‘The Situation is Dire’: War on Iran Constricts India's Kitchen Fuel Stock.
The repercussions of a military engagement being fought nearly 3,000km away are now being felt in India's households.
As military actions on Iran disrupt energy deliveries through the vital shipping lane, stocks of liquefied petroleum gas (LPG) are dwindling across India, pushing restaurants to cut menus, shorten hours and in some cases close completely.
Social media is filled with video clips showing queues outside fuel suppliers across Indian urban and rural areas as anxieties over fuel supplies escalate. Businesses appear the worst hit: the biggest crunch is in restaurant kitchens.
"Conditions are critical. LPG simply isn't available," says a official of the National Restaurant Association of India.
Most food outlets run either on business-grade gas tanks or direct gas lines, and the lack of supply are now being experienced across the country. "Many restaurants have shut down - some in the capital, many in the southern region. People are turning to traditional burners and electronic appliances to keep kitchens going."
Regional Impact
In Mumbai, local news say up to a fifth of hospitality businesses are already operating at reduced capacity as business fuel stocks dry up. In the southern cities of Bengaluru and Chennai, some establishments say their cylinder inventory have depleted with scarce alternatives. "We can only make coffee and no other dishes - it is truly dismal. Operations will be impacted," says a restaurant owner in Bengaluru.
Restaurant managers are seeking alternatives. "Menus are being curtailed, some are skipping midday meals and opening only for dinner," an industry representative says, adding that closures are changing as supplies ebb and flow. "A number of eateries in Delhi were shut yesterday - a couple are back in business. It's a fluid situation."
Retailers report a increase in sales of induction stoves, with some saying they are selling out quickly.
Official Position
Yet, the government insists there is no shortage.
India has more than 30 crore home fuel subscribers and officials say supplies are being redirected to households as conflict-related stress from the regional hostilities ripple through energy markets.
Approximately six out of ten of India's LPG is imported, and about nine out of ten of those shipments pass through the Strait of Hormuz, the vital passage now effectively closed by the hostilities.
The petroleum ministry says that it instructed refineries to maximise LPG output for home needs, lifting domestic production by about a significant margin. Business-grade fuel is being prioritised for essential sectors such as hospitals and educational institutions, while distribution will be "fair and transparent".
"Some panic booking and hoarding has been caused by false reports. The standard supply timeline for household cylinders remains about two-and-a-half days," says a ministry representative.
Spreading Anxiety
Now the worry is moving beyond kitchens.

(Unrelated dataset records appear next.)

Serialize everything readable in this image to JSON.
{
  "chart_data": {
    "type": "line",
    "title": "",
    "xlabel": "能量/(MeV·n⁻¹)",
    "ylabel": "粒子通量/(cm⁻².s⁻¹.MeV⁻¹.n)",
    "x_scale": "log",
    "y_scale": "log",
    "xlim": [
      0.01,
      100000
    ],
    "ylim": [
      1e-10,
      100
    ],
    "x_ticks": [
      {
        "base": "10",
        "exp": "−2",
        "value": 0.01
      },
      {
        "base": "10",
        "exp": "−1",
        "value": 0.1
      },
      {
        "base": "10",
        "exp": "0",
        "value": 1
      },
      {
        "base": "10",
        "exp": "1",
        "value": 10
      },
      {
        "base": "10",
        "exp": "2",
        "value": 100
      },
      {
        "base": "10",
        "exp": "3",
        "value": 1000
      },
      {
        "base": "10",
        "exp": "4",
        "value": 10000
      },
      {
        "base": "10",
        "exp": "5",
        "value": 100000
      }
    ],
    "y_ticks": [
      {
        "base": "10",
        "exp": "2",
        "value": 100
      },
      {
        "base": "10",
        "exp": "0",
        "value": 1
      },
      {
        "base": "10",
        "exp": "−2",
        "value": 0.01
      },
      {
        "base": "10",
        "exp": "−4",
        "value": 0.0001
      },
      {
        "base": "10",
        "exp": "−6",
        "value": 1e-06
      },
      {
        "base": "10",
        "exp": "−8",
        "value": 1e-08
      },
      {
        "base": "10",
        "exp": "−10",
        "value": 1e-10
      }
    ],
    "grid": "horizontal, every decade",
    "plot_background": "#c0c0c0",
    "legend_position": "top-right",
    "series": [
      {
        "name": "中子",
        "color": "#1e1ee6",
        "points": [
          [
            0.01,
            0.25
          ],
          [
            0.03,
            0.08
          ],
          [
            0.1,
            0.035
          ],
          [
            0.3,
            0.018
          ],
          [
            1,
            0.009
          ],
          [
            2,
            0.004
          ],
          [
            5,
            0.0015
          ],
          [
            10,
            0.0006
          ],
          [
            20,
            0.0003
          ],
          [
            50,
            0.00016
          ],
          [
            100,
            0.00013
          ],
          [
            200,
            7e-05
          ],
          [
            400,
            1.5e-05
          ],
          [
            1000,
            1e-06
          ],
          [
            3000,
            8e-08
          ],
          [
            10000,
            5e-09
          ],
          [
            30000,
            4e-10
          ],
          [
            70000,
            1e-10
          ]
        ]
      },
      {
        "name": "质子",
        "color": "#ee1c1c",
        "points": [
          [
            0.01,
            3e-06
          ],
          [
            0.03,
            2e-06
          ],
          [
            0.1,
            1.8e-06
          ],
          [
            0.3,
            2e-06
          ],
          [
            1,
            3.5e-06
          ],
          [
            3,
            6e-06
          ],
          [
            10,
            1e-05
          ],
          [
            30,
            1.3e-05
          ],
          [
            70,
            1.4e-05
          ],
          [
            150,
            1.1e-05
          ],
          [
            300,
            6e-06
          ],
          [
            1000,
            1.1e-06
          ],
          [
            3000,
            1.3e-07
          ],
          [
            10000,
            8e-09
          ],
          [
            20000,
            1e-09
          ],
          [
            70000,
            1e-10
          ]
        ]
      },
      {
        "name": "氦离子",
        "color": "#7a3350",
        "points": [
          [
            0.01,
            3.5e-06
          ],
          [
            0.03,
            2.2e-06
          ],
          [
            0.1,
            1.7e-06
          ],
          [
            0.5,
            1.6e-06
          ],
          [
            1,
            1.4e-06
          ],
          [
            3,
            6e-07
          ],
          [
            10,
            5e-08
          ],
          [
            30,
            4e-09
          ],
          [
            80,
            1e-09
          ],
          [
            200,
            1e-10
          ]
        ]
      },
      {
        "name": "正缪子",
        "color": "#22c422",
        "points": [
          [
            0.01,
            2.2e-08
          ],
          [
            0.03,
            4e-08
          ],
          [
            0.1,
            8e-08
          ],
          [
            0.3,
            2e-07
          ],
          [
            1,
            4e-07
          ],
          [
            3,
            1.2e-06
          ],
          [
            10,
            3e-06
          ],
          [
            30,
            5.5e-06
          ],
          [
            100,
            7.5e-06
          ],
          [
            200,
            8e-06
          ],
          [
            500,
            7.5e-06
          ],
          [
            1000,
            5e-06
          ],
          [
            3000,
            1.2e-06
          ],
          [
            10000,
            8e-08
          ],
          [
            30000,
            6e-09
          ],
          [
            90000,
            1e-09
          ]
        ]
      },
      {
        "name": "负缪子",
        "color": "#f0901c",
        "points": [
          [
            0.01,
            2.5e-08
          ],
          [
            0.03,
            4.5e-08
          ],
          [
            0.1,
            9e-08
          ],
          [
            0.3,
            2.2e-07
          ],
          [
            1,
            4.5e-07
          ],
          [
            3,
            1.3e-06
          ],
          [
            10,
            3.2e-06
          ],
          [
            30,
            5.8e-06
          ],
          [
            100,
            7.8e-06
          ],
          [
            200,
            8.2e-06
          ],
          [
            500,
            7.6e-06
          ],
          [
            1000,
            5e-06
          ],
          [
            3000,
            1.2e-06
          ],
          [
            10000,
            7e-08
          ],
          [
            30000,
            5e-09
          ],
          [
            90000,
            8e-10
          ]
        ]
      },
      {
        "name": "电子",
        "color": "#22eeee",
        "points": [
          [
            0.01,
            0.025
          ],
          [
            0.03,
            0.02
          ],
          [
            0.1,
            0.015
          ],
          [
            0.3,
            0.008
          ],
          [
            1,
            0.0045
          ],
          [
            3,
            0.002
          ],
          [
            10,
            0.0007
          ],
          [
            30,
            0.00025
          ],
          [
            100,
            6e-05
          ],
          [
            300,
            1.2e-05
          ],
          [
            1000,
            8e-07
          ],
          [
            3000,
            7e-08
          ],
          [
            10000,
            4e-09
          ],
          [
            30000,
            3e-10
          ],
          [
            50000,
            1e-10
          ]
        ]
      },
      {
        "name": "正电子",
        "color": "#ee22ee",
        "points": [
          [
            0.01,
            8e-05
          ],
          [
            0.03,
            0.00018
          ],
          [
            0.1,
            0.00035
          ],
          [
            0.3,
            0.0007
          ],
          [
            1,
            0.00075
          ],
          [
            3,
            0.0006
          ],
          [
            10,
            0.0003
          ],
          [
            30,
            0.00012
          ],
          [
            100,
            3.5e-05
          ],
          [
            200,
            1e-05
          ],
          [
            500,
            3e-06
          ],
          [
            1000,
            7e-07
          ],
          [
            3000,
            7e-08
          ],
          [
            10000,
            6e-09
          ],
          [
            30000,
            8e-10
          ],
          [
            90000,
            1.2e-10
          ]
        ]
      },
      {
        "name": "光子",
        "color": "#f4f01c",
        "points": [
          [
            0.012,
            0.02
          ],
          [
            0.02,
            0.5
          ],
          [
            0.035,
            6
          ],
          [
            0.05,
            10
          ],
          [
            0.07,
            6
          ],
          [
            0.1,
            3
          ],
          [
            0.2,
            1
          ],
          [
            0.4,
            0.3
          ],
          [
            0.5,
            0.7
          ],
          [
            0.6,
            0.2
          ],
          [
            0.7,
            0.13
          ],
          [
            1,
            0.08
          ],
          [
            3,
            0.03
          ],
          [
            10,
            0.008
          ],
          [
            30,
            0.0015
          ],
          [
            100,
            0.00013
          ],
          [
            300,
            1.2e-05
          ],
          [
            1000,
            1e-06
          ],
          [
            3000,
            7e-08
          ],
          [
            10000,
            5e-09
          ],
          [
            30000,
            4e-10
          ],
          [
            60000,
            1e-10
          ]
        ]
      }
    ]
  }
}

On social media, a widely shared video from Chennai shows a long, snaking queue of motorbikes outside a petrol pump. "The panic is real," the text reads.
According to reports from energy specialists, concerns about India's broader petroleum stocks may be overstated.
India imports the overwhelming majority of its crude oil. Around 50% of its crude oil imports - about 2.5 to 2.7 million barrels a day - travel through the strait, largely from Middle Eastern nations.
Even if crude flows through the Strait of Hormuz are blocked, the deficit could be partly offset by higher imports of discounted Russian crude, according to a refinery and oil markets analyst.
Based on maritime intelligence and credible market sources, incremental Russian crude imports could reach around 1-1.2 million barrels a day, reducing India's effective gap from exposure to the Strait of Hormuz to about 1.6 million barrels a day.
"A large quantity of Russian oil barrels are currently in transit at sea in the Indian Ocean and, with only two major Asian economies as major buyers, those barrels remain a viable alternative," an analyst noted.
LPG: The Real Vulnerability
The real vulnerability is LPG, experts note.
India consumes roughly a million barrels a day, but produces only 40-45% domestically, importing the rest - most of it through Hormuz.
Refineries can modify output to produce a bit more LPG, but even a limited rise would only increase domestic supply to about around half of demand, leaving the country significantly leaning on imports.
In short: "Oil import vulnerability can be partially mitigated through varied suppliers. Refined product supply remains fairly adequate. LPG availability is the real variable to monitor in the coming weeks."
What may be intensifying the concern on the ground is not just scarcity but patchy deliveries - and the usual problem of hoarding.
An industry representative alleges price gouging.
"Suppliers are misusing the situation - illegally trading canisters and selling them at a inflated price. In one small town, I heard of cylinders being hoarded and auctioned off."
For now, India's oil supplies may be cushioned by global trade flows. But in kitchens across the country, the more immediate question is simple: how to get the next cylinder.